Comparative analysis of prophages in Streptococcus mutans genomes
- Published
- Accepted
- Received
- Academic Editor
- Ramy Aziz
- Subject Areas
- Bioinformatics, Microbiology
- Keywords
- Comparative genomics, Streptococcus mutans, Prophages
- Copyright
- © 2017 Fu et al.
- Licence
- This is an open access article distributed under the terms of the Creative Commons Attribution License, which permits unrestricted use, distribution, reproduction and adaptation in any medium and for any purpose provided that it is properly attributed. For attribution, the original author(s), title, publication source (PeerJ) and either DOI or URL of the article must be cited.
- Cite this article
- 2017. Comparative analysis of prophages in Streptococcus mutans genomes. PeerJ 5:e4057 https://doi.org/10.7717/peerj.4057
Abstract
Prophages have been considered genetic units that have an intimate association with novel phenotypic properties of bacterial hosts, such as pathogenicity and genomic variation. Little is known about the genetic information of prophages in the genome of Streptococcus mutans, a major pathogen of human dental caries. In this study, we identified 35 prophage-like elements in S. mutans genomes and performed a comparative genomic analysis. Comparative genomic and phylogenetic analyses of prophage sequences revealed that the prophages could be classified into three main large clusters: Cluster A, Cluster B, and Cluster C. The S. mutans prophages in each cluster were compared. The genomic sequences of phismuN66-1, phismuNLML9-1, and phismu24-1 all shared similarities with the previously reported S. mutans phages M102, M102AD, and ϕAPCM01. The genomes were organized into seven major gene clusters according to the putative functions of the predicted open reading frames: packaging and structural modules, integrase, host lysis modules, DNA replication/recombination modules, transcriptional regulatory modules, other protein modules, and hypothetical protein modules. Moreover, an integrase gene was only identified in phismuNLML9-1 prophages.
Introduction
A prophage is a temperate bacteriophage genome integrated into a host bacterial DNA chromosome, which has the ability to enter a lysogenic state and replicate vertically with the host (St-Pierre & Endy, 2008). Prophages are an important source of virulence factors and other determinants that affect bacterial pathogenesis. Whole genome sequencing projects and comparative genomic analysis have revealed that prophage sequences are widespread among bacterial genomes, such as Moraxella catarrhalis (Ariff et al., 2015), Enterococcus spp. (Duerkop, Palmer & Horsburgh, 2014), Lactococcus spp. (Ventura et al., 2007), Mycobacterium spp. (Fan et al., 2014), and Streptococcus suis (Tang et al., 2013). Yet very little is known about Streptococcus mutans prophages.
Dental caries are the most prevalent dental disease and an important public health problem worldwide (Kidd & Fejerskov, 2013). The development of carious lesions stems from a dynamic process mediated by acid produced by cariogenic bacteria, such as Streptococcus mutans, Streptococcus sobrinus, and Lactobacilli, eventually resulting in de-mineralization and damage to the tooth structure (Argimon et al., 2014; Ericson et al., 2003). S. mutans are Gram-positive and biofilm-forming bacteria that can adhere to the tooth surface and contribute to dental plaque. S. mutans is the major pathogen responsible for dental caries in humans (Freires et al., 2017; Motegi et al., 2006). To the best of our knowledge, there have not been any reports describing S. mutans prophages, and only five S. mutans phages have been isolated. Three of them, M102, M102AD, and ϕAPCM01, have been sequenced (Dalmasso et al., 2015; Delisle et al., 2012; Van der Ploeg, 2007). Two other S. mutans phages, f1 and e10, have previously been isolated and tested for their host range and morphology, but not sequenced (Delisle & Rostkowski, 1993).
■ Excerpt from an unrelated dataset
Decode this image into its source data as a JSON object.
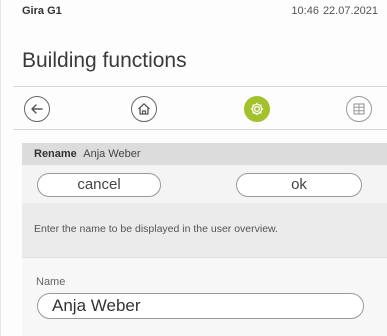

Currently, there are 171 S. mutans genomic sequences in the National Center for Biotechnology Information (NCBI) database. Genomic sequencing of S. mutans has made it possible to identify prophages and perform comparative genomic analysis of prophage sequences and organization.
In this study, we screened all available complete S. mutans genomic sequences and identified 35 prophage-like elements present in these sequences. We also report the functional features of the intact prophages in comparison with another S. mutans phage, M102AD. Comparative genomic analysis and genome content analysis of S. mutans prophages were performed, and genetic information was analyzed.
Materials and Methods
Data collection and prophage sequence analyses
In total, 171 S. mutans genomes were obtained from NCBI. For prophage identification, tools such as PhiSpy (Akhter, Aziz & Edwards, 2012) and VirSorter (Roux et al., 2015) have been published as fast, relatively straight forward, and easier to use. We detected putative prophage DNA sequence data using the previously reported PHAge Search Tool Enhanced Release (PHASTER) method. PHASTER (http://phaster.ca/) was used to analyze bacterial genomes to identify and annotate putative prophage sequences (Arndt et al., 2016; Fan et al., 2016).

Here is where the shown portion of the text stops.